Kur’ân dışı bir i’tikâta malzeme yapılan Meryem suresinin 71. âyetini pasaj bütünlüğü içerisinde gördünüz. Buradan herkesin cehenneme gideceği anlamı çıkmaz kesinlikle. Herkesin mahşere (cehennemin çevresine) toplanmaya gideceği ifade edilir âyette. Diz üstü nerede hazır bulundurulduğumuzu, müttekilerin kurtarılıp, zalimlerin diz üstü nerede bırakıldıklarına da dikkat ediniz. Yardıma ihtiyaç duymadan konuyu anlarsınız. Peki bu âyetin manası nasıl çarpıtılıyor?
İslam düşmanları boş durmazlar. Müslümanlar arasında da yüzlerce Sâmirî bulunabilir. Görüldüğü kadarıyla yüzlercesi de gelmiş geçmiş. Bu sapma üç türlü gayretle yapılmış:
Âyet siyak ve sibakından koparılmış.
Âyetteki “Varidühâ” daki “hâ” zamiri cehenneme irca’ edilmiş, yani “cehennem” sözcüğüne işareten gönderme yapılmış.
Bir çok aslı astarı olmayan rivâyet uydurulmuş.

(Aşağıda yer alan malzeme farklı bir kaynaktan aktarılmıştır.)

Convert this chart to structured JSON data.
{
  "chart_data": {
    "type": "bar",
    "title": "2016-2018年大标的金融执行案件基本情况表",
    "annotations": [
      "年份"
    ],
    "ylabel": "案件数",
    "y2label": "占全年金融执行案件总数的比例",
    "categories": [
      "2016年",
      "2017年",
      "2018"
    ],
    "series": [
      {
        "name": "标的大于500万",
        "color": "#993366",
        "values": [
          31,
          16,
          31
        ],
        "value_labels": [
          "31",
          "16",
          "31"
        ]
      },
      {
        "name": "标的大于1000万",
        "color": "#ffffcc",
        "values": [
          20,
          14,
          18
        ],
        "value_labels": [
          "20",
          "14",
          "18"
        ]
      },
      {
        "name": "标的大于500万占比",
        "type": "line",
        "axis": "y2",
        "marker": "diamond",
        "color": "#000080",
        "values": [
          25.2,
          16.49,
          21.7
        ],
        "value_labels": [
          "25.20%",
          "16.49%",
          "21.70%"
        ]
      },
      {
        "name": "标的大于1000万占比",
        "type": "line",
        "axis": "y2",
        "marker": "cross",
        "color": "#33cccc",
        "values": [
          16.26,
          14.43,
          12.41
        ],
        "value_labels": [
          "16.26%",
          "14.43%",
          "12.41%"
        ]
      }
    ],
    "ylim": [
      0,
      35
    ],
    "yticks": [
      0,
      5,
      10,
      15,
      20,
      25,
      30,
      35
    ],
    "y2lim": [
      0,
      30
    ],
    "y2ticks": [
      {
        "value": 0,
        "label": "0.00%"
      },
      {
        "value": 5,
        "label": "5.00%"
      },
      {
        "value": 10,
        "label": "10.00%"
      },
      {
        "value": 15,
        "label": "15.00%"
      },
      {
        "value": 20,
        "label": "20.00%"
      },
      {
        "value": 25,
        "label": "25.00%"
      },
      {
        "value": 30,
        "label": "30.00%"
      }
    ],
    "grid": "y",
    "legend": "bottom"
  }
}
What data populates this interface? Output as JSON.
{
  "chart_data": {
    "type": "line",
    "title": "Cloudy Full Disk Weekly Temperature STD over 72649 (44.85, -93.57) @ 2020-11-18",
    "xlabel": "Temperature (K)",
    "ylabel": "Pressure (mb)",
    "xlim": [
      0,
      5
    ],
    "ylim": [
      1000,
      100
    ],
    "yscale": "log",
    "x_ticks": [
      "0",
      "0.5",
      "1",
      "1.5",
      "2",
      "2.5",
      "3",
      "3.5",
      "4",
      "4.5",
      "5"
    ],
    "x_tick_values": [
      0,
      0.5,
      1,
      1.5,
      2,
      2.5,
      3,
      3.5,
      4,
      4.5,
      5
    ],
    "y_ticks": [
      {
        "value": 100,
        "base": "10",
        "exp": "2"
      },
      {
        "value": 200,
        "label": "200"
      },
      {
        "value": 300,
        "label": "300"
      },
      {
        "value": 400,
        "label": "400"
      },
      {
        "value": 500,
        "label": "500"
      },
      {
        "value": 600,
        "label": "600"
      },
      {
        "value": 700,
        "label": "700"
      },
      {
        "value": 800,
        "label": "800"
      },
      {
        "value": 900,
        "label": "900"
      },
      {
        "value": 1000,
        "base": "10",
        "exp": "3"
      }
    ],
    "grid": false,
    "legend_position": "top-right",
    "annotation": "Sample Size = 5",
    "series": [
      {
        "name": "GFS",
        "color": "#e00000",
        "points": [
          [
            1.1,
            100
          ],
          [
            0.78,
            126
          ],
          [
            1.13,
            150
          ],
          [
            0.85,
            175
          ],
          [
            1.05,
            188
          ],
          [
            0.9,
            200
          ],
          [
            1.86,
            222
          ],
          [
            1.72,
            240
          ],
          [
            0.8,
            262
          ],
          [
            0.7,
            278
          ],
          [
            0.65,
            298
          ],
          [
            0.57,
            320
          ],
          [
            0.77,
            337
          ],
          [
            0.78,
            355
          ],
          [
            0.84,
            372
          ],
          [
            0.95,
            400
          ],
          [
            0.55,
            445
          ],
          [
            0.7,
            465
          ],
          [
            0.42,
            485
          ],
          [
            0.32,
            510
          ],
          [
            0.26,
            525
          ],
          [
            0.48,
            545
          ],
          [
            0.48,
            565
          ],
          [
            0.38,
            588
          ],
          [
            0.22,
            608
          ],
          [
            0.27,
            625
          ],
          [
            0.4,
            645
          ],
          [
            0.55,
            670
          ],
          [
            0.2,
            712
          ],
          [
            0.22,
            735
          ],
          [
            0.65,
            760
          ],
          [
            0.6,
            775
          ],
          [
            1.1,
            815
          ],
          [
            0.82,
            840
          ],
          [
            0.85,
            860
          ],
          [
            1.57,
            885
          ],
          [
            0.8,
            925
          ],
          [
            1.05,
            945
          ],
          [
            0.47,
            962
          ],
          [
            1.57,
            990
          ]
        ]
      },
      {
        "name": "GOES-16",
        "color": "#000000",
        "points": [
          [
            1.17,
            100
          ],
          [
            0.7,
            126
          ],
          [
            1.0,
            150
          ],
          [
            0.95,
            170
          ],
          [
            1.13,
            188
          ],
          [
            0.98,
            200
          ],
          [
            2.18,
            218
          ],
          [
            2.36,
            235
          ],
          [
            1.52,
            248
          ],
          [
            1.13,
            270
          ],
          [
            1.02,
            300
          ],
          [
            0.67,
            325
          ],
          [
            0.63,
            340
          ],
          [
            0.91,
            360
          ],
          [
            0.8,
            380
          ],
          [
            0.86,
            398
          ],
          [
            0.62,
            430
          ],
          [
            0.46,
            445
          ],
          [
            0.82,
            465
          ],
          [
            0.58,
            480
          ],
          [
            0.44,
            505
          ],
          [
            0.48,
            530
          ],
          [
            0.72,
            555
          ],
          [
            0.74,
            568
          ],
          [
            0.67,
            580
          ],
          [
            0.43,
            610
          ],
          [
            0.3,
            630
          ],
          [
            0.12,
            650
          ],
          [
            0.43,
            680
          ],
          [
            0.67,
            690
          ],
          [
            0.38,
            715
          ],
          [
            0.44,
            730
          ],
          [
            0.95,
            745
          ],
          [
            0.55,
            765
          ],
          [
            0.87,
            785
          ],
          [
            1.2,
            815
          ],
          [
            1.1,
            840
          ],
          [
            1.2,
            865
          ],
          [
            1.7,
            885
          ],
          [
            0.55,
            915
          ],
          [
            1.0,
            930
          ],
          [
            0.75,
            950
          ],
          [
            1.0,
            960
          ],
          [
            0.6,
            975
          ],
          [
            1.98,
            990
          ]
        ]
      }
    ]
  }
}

Herkes iyi bilir ki bir cümle içinde bulunduğu pasajdan, paragraftan ayrı değerlendirilirse anlam bozulur, konu yanlış anlaşılır. Bu, bu çağda da maalesef Müslüman kardeşlerimizin büyük bir za’fı ve eksikliğidir.
Zamirden evvel zamirin merciinin ama lafzan, ama ma’nen, ya da hukmen mezkur olması gerekir. Bu âyetteki zamirin mercii “cehennem” sözcüğü mustakil olarak mezkur değildir. “Cehennem” sözcüğü, isim tamlaması halinde (muzaf, muzafün ileyh) “havle cehennem” olarak yer almıştır. Zamirin merciinin isim tamlamasının tamamı olması mecburiyeti vardır. Yani paragrafta “cehennem”’den bahsedilmez, “cehennemin çevresi”’nden bahsedilir. Onun için zamirin mercii cehennem değil “cehennemin çevresi” sözcüğüdür. Diz üstü çökmüş olarak hazırlama ve diz üstü çökmüş olarak bırakmanın nerede olduğunu da âyetin metninden anlayınız!
Bu hataya düşmüş tefsirciler, karşılarında yukarıda da mezkur Enbiya suresinin 101-102, ve Neml suresinin 89. âyetlerini görünce ne yapacaklarını, nasıl bir çıkış yolu arayacaklarını şaşırmışlardır. Bin bir türlü saçma sapan, mide bulandıran fikirler üretmişlerdir. (Ateşsiz cehennem ve yakmayan ateş icat etmek, cehennemin içine tünel koymak, üstüne köprü kurmak, müminlerin cehenneme girmelerinde hikmet aramak vs.)Yaptıkları çarpıtma sonucunda Peygamberlerin özellikle de Rasülüllah efendimizin de cehenneme girmesi gerektiği ortaya çıkınca ne yapacaklarını şaşırmışlardır. Bu meseleye çözüm üretilememiş, havlu atmışlardır.!!!
Ve tabii ki rivâyetler. İbn-i Abbas’tan birbirini tutmaz tam on yedi rivâyet. Hz. Hafsa’dan yine birbirini tutmaz dört rivâyet ve daha niceleri. Onları merak ederseniz İbn-i Kesir’de hepsi mevcut.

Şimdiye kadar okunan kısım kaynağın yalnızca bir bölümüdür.